China has perfected the art of strategic signalling, which envisages winning wars without firing a single shot. This is one in a series of messaging that they have been bombarding at a recalcitrant India to soften it and wilt to its demands. It is also aimed at scaring its allies away. Bhutan is India's staunchest supporter in South Asia, and is being used to convey to other regional countries to veer away from the ongoing Sino-Indian face-off and maintain at best, strict neutrality.
With the rest of the world unbalanced by COVID-19, and likely to remain so for some time, the Communist Party of China (CPC), at its highest level, feels confident enough that now is the time for China to robustly give voice to its territorial claims all around. Perhaps, in all this, there is a message to its only rival, the U.S. too, that this is a new-age China of ‘Wolf Warriors', one not to be trifled with in its geostrategic goals.
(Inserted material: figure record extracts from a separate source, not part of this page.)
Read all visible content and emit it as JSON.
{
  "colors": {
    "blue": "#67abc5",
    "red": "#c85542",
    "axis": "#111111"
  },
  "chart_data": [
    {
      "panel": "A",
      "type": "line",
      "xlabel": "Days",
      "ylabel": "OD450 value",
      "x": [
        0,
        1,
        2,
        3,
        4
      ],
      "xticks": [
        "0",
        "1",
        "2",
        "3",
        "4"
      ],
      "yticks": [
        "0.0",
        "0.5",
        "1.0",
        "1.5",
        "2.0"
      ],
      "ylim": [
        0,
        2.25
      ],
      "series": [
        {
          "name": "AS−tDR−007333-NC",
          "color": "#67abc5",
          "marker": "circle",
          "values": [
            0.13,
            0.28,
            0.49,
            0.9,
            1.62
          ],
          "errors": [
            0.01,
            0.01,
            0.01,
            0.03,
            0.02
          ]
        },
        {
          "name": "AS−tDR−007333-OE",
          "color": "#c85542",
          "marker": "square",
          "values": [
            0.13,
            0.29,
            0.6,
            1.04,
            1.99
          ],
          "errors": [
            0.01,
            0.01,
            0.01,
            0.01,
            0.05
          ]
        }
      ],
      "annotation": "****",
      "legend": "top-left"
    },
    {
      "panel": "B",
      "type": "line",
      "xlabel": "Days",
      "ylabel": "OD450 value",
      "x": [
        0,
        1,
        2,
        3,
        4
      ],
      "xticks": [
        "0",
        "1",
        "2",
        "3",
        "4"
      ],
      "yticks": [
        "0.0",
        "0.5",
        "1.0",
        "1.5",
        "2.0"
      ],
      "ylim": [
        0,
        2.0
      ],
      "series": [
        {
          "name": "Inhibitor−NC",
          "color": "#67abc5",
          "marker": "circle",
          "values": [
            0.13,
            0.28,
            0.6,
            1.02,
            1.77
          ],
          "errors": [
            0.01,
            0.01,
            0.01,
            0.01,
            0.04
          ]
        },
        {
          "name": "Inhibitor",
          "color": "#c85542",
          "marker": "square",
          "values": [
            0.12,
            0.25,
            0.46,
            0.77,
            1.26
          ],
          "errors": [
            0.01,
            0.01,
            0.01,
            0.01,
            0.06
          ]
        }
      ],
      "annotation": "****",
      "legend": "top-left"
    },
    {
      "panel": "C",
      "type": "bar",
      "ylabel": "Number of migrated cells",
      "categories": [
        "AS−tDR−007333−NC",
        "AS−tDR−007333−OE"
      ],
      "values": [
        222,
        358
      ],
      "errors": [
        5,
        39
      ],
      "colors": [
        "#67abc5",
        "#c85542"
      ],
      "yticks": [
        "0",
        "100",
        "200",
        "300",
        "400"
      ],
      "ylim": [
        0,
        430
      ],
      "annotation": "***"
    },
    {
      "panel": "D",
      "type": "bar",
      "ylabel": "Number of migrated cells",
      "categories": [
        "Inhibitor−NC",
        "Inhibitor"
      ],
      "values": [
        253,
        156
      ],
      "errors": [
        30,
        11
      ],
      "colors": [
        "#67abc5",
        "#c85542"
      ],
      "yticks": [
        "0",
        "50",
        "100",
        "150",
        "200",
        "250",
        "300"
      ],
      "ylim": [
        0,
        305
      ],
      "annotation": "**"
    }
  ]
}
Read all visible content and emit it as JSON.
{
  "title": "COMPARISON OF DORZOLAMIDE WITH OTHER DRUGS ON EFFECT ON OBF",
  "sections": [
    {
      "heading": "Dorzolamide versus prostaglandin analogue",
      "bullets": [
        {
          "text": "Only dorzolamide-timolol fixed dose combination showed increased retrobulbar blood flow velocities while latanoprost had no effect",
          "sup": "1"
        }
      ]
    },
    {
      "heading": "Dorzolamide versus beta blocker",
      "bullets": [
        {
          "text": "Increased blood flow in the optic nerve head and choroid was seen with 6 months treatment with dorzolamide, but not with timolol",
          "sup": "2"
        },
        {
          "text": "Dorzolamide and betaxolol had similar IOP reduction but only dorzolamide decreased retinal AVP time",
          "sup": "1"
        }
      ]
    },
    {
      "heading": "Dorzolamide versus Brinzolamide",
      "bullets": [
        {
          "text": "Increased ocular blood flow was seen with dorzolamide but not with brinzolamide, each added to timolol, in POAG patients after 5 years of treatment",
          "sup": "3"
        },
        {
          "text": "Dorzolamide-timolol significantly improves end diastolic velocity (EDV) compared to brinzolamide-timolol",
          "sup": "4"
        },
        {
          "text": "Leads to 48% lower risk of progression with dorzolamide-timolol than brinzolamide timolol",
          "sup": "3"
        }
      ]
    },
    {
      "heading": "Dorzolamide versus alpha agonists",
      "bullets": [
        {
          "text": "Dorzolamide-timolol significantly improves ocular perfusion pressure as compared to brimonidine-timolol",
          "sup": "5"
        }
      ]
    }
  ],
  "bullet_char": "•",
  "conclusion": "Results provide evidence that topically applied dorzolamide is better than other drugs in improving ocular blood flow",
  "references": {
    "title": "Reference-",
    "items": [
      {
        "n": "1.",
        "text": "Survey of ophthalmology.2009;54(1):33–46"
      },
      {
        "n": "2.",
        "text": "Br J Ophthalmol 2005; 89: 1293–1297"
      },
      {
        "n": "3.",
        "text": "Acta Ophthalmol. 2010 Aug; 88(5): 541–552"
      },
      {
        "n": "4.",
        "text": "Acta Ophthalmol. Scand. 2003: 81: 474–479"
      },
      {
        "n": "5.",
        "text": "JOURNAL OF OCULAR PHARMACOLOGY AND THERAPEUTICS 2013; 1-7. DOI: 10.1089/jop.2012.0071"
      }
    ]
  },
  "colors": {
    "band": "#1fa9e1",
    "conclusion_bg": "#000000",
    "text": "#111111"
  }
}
This dampens the hopes that the crisis in Eastern Ladakh will see an early resolution, despite the pullback agreed to after the Doval-Wang talks. Seen together with the Kalapani dispute with Nepal, China appears to be probing India's sensitive periphery, creating additional pressure points and bringing ever-increasing demands on an Indian leadership that is already under the stress of the pandemic and economic debilitation. India may be entering an era where such aggressive demands on the border will be repeatedly made.